Mexico's government claims roughly 40,000 of the nation's 130,000 missing persons may still be living based on database cross-checks. Search groups and families are criticizing the announcement as an attempt to downplay the country's massive disappearance crisis.

MEXICO CITY — Mexican officials announced Friday they have discovered potential signs of life for approximately one-third of the nation’s 130,000 officially missing persons, sparking immediate backlash from search organizations who view the claim as an effort to minimize the severity of Mexico’s disappearance emergency.
Through cross-checking vaccination databases, birth certificates, marriage records, and tax documents, authorities determined that 40,367 individuals — roughly 31% of reported missing cases — have shown some form of government record activity after being declared disappeared.
Top security official Marcela Figueroa stated this evidence suggests these individuals could still be living.
Employing this investigative approach and working alongside various search organizations, Figueroa reported that officials successfully located 5,269 people who have now been classified as “found.”
Figueroa characterized numerous instances as “voluntary absences,” providing examples such as men abandoning their families for other relationships being listed as missing, and women fleeing domestic violence situations.
“Not all disappearances are the same,” she said, adding that the government was constantly working to locate Mexico’s missing people.
However, Héctor Flores, who leads a search organization in Jalisco state — the epicenter of Mexico’s disappearance emergency — labeled Friday’s announcement as “misleading” and criticized the government’s lack of methodological transparency.
Organizations like Flores’ have long accused officials of attempting to minimize the disappeared population to improve Mexico’s international image. The historical lack of accountability in such situations has created deep mistrust among families who worry that registry modifications could eliminate legitimate cases and obstruct search operations.
“For us, it’s just another attempt by the administration to hide and downplay the numbers and continue to paint a picture that doesn’t reflect the reality of what we’re living through,” said Flores, whose 19-year-old son was forcibly disappeared by agents from the Jalisco state prosecutor’s office in 2021.
Friday’s data revealed that 46,000 cases — representing 36% of registered disappearances — contained incomplete information such as missing names and dates, making investigation efforts impossible.

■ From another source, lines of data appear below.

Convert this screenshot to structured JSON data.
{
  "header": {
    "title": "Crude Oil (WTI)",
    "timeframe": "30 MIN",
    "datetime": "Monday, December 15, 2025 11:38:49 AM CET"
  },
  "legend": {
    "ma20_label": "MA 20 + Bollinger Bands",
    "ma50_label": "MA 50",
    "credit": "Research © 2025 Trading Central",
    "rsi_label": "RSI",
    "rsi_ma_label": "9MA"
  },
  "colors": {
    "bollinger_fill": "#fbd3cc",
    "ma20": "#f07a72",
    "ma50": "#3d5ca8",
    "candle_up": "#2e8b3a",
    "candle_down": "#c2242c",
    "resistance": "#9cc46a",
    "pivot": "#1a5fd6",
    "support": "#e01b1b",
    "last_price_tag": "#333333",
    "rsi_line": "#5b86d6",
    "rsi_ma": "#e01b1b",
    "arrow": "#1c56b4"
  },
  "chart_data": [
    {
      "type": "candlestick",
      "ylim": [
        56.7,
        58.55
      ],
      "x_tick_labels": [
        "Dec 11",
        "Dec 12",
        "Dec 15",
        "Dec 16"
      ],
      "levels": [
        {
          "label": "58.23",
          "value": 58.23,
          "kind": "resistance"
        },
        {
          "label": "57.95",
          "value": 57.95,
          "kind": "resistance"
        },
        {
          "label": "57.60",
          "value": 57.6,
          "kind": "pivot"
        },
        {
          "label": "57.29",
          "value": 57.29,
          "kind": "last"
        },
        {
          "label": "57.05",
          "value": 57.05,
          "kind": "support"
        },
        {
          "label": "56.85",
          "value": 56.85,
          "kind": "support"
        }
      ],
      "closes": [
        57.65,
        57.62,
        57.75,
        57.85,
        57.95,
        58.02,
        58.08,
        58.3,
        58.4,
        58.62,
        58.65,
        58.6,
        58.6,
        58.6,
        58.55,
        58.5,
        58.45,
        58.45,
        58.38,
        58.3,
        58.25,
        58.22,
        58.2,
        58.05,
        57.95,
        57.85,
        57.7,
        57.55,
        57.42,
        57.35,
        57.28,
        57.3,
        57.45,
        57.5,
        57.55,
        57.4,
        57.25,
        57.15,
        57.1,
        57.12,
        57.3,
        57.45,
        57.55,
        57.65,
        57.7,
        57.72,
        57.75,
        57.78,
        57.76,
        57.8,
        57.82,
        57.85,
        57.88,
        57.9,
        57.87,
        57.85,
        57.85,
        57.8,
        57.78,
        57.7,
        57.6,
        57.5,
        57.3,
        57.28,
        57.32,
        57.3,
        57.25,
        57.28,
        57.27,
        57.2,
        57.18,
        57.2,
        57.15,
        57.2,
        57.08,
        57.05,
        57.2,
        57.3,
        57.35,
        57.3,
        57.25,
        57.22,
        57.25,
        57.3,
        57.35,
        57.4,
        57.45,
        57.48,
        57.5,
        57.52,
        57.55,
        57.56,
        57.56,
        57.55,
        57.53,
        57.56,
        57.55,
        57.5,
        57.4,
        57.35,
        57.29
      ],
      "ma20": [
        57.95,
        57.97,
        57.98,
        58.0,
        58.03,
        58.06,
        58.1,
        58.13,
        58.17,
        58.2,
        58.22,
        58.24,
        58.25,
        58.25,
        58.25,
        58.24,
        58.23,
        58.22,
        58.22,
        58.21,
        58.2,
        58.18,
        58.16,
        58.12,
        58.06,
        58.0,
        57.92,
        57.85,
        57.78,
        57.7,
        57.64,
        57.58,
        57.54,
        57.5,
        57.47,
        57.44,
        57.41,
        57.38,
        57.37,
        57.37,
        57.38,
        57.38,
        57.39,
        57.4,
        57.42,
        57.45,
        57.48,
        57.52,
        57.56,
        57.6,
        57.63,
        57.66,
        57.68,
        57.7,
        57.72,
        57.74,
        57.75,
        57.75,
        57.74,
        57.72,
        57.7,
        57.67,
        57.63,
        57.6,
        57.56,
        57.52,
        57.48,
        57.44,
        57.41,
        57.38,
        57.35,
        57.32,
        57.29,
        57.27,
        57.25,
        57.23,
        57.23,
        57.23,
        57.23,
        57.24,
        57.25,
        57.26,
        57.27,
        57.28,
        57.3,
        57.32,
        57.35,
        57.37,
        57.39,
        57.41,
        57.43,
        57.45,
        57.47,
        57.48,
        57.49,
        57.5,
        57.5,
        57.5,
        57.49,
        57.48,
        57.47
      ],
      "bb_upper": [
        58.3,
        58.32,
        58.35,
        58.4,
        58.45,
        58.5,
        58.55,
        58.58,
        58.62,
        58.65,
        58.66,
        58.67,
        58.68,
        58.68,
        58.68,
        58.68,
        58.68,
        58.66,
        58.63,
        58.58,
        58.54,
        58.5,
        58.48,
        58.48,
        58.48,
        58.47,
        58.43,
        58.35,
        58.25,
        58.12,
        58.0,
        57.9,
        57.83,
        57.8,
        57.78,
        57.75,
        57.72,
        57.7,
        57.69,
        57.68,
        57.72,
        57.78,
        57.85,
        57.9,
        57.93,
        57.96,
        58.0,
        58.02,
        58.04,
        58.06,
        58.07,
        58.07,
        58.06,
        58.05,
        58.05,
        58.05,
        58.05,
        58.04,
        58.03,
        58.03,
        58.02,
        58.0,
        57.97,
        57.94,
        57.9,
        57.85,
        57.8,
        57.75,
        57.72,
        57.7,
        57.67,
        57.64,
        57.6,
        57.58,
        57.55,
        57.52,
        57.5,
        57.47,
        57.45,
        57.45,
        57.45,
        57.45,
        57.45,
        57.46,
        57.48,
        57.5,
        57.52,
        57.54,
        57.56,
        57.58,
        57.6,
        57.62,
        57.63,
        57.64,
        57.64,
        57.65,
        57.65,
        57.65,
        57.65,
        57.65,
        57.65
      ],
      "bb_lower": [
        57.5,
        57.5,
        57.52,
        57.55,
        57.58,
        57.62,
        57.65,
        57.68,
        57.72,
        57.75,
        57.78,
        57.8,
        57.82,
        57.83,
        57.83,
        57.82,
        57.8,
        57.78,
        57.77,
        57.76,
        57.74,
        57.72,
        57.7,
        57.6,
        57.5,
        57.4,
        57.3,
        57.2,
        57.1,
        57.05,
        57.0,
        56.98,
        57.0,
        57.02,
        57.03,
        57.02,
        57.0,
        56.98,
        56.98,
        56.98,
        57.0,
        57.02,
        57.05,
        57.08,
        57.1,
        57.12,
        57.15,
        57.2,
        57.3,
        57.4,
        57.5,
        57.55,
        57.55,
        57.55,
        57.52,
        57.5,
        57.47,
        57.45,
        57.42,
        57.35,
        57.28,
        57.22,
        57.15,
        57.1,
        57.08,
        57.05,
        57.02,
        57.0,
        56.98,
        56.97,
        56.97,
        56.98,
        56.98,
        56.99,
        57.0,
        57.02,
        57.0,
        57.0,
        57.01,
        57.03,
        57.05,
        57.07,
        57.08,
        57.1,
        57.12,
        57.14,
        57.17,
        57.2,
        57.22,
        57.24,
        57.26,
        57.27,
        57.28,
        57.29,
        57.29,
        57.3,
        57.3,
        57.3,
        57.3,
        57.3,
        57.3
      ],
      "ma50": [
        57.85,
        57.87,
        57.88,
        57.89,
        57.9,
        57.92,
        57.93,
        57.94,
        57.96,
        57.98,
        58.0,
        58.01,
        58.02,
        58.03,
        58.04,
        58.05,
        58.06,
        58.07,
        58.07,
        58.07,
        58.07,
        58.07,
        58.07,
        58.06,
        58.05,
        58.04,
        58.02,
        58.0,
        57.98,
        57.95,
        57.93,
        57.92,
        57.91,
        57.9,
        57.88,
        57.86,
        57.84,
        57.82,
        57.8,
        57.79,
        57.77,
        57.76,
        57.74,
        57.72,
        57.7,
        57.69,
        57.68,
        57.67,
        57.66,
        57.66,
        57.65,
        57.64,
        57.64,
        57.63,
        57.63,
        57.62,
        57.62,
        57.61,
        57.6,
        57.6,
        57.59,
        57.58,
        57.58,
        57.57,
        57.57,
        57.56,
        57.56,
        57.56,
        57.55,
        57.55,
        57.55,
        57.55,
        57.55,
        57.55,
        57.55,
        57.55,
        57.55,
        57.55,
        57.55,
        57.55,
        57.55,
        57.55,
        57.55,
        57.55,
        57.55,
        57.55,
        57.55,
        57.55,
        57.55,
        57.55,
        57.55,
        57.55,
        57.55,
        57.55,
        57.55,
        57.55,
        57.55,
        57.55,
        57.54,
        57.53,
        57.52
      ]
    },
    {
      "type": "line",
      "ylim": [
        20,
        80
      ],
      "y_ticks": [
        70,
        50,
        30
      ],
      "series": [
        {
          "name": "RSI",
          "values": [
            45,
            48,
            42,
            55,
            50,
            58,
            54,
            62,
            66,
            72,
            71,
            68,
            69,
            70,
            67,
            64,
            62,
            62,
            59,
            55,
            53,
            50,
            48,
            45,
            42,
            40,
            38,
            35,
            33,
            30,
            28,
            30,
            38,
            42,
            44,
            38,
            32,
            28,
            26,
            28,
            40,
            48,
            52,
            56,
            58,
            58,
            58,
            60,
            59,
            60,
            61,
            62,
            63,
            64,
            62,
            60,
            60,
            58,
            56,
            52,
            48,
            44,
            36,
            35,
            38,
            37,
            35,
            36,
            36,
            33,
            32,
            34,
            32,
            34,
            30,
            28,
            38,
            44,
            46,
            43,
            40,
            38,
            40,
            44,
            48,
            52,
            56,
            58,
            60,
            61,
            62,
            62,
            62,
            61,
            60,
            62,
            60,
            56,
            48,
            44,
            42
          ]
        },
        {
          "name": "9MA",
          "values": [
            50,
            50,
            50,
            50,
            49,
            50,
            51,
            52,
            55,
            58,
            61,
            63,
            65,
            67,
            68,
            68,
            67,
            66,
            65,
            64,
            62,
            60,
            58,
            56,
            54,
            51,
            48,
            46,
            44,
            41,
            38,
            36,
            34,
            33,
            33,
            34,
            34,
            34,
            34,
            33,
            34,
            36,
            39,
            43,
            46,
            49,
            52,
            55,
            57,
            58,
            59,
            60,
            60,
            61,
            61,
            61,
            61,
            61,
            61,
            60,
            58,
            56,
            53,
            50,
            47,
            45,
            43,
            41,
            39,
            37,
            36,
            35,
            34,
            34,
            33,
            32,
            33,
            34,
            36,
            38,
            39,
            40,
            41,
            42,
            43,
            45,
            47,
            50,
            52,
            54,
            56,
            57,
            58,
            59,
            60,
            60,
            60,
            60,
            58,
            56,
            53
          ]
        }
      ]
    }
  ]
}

Additionally, 43,128 cases, or 33%, displayed no recorded government database activity. Among these, fewer than 10% are currently under criminal investigation, which Figueroa acknowledged represents a failure by Mexican law enforcement.
Figueroa also announced enhanced “monitoring” of regional prosecutor offices that have neglected to properly investigate and document missing person cases, while working to increase the number of active investigations.
“Society and the families can trust in the records and better tools to search for people,” Figueroa said.
These revised statistics represent part of a broader initiative to organize a complex database connected to collective trauma affecting the Latin American country, highlighting an intense debate over Mexico’s tracking of its disappearance crisis.
Criminal cartels have historically used forced disappearances as a control mechanism through intimidation while simultaneously hiding murder statistics. The 130,000 registered missing persons since 2006 could populate a small city, with missing person flyers covering walls throughout Mexico’s major urban areas.
This debate has persisted for years but intensified during former President Andrés Manuel López Obrador’s 2018-2024 administration. His government initiated a disappeared persons census after alleging previous statistics were exaggerated to damage his reputation.
Widespread criticism in 2023 resulted in the resignation of the official overseeing the search for disappeared individuals.
Mexican authorities have maintained that the official disappearance registry represents an overcount, frequently compromised by inaccurate local prosecutor data and instances where individuals are reported missing multiple times.
Search organizations like Flores’ group and the U.N. Committee on Enforced Disappearances contend the actual numbers likely exceed official statistics due to local government failures, family fears about reporting cases, and insufficient “clear and transparent” information.
The Miguel Agustín Pro Juárez Human Rights Center released a Friday statement welcoming data reliability improvements but criticized how officials presented the information as “minimizes the state’s responsibility” in the disappearance crisis while providing little assistance to families who frequently must conduct independent searches for missing relatives.